As I held the message, Reid looked over my shoulder and read for a moment. Then, turning, he cried, “Come over here, boys, and look at this a little more closely. That’s old parchment, just like that of some of those papal bulls in the glass cases over in the library.”
As he spoke a sudden remembrance flashed across me. “Anybody got a microscope around here?” I asked quickly.
“There’s a reading glass,” said Ordway, and opening a drawer he handed one to me. I took the paper to the sunlit window, and began examining it closely with the lens. The rest watched me curiously. At last I shook my head. “No use,” I exclaimed. “I thought I had a clue, but it didn’t pan out. There’s a good story though, without anything more. Here, Ordway,” and I handed back the letter.
The other correspondents moved away, seeking fresh fields for copy, but I lingered a moment as John King, my classmate at Columbia and my good friend, stepped forward to bid Ordway good-bye. As I watched his deeply lined, melancholy face and his emaciated form, I wondered if wealth had not come to him too late.
“Good-bye, Ordway,” said John. “This is the last you’ll see of me. I’m through with the daily grind at six o’clock to-night.”
“I’m sorry to hear that in one way, King,” said Ordway gravely. “I felt last year when you went abroad that you were running down hill and I expected, when I heard you had come into your uncle’s money, that you would pull out.

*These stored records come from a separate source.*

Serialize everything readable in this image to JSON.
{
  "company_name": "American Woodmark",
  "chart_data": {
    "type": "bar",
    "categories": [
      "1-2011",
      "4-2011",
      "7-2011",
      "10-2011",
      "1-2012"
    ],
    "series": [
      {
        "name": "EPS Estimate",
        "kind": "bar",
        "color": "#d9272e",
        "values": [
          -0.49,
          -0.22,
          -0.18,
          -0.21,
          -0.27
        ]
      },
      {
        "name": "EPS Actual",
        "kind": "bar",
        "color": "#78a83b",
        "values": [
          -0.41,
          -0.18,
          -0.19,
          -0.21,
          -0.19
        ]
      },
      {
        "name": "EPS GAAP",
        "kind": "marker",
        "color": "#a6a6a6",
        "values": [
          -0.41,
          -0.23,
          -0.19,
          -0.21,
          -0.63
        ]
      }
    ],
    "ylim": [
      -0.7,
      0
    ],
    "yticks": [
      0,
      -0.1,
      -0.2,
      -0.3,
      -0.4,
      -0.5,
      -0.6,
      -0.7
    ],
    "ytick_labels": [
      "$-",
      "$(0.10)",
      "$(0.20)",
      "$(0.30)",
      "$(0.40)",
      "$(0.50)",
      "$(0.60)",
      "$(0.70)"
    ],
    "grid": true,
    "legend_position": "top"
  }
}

What are you going to do?”
“Oh! I shall travel again for a bit,” replied John. “There are some things I want to do before I get through with this old earth, if I am to get through.”
“You’ll be all right,” answered Ordway. “I only wish I had your chance. There’s my bell now. You see how it is—tied like a slave to the wheels of the chariot, etc. But good luck, anyway, and good-bye.”
He gave John a friendly grasp, and as he turned away, threw the massive folded sheet, which he still held, into the waste basket. “I guess we won’t file that with the state documents,” he said laughing. “Good-bye, and good luck once more.”